What problem does it solve?
Setting up an AI research assistant that uses cross-model adversarial review requires manually registering multiple MCP servers, installing Python dependencies, and validating API keys, which is error-prone and tedious. This Skill automates the entire ARIS infrastructure setup so Claude Code can execute research tasks while an external LLM (GPT, Gemini, MiniMax) provides independent critical review.
Core Features & Use Cases
- One-Command Setup: An interactive setup.sh script checks prerequisites, installs Python dependencies (httpx, arxiv, requests), symlinks ARIS skills into ~/.claude/skills, and registers your chosen MCP reviewer server.

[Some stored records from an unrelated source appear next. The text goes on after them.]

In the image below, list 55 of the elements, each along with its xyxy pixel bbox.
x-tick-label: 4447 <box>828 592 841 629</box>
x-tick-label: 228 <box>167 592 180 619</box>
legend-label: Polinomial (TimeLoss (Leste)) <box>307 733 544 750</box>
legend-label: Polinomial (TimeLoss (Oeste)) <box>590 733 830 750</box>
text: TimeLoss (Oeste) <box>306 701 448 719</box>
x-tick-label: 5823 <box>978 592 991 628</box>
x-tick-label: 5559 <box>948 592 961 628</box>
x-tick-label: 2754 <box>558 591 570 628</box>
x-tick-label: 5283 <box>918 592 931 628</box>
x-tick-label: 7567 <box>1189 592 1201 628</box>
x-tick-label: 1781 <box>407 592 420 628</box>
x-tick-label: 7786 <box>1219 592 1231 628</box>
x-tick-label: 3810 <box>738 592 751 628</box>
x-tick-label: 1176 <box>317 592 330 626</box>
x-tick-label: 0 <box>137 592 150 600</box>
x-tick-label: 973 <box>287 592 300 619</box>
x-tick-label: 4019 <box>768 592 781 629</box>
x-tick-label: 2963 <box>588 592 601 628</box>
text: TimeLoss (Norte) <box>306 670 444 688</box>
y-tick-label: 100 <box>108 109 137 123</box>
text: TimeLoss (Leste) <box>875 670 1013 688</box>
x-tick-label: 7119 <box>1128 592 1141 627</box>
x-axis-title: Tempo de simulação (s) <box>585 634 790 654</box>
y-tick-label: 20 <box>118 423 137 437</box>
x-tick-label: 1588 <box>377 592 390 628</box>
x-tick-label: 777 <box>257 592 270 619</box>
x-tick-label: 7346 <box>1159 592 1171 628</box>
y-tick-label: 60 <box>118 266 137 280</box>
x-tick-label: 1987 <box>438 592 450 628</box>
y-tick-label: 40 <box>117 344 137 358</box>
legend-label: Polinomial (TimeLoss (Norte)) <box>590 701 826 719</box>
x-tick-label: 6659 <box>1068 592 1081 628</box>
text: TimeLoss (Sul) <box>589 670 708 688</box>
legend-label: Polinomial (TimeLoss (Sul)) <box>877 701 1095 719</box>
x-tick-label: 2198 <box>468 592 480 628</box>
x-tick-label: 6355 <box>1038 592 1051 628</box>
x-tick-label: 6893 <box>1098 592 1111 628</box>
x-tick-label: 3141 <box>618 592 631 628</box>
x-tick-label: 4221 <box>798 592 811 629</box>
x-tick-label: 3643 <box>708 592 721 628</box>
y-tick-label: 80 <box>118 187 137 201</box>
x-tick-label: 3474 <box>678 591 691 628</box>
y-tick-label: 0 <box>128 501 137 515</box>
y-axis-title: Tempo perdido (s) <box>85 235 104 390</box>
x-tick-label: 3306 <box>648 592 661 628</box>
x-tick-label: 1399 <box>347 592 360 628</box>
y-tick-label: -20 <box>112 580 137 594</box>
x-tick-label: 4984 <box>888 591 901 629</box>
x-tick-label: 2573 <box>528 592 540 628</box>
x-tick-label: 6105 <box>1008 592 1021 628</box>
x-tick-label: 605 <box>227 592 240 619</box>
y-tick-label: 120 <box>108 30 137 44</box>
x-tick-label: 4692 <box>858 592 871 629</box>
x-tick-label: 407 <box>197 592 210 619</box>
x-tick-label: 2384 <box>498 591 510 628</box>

- Multiple Reviewer Backends: Register Codex (GPT), a generic OpenAI-compatible LLM bridge, Gemini review, Claude cross-session review, MiniMax chat, or Feishu/Lark notifications as MCP servers.
- Bundled Research Tools: Includes arXiv search/download, Semantic Scholar fetching with citation filters, a persistent research wiki, and a GPU training/download watchdog daemon.
- Use Case: A researcher wants Claude Code to run experiments overnight while GPT-5 reviews the results. They run the setup script, select the Codex backend, set their OPENAI_API_KEY, and immediately gain access to the full ARIS workflow skills (idea discovery, experiment bridge, paper writing).
Quick Start
Run bash skills/aris-infra/setup.sh and follow the interactive prompts to install dependencies and register a reviewer MCP server.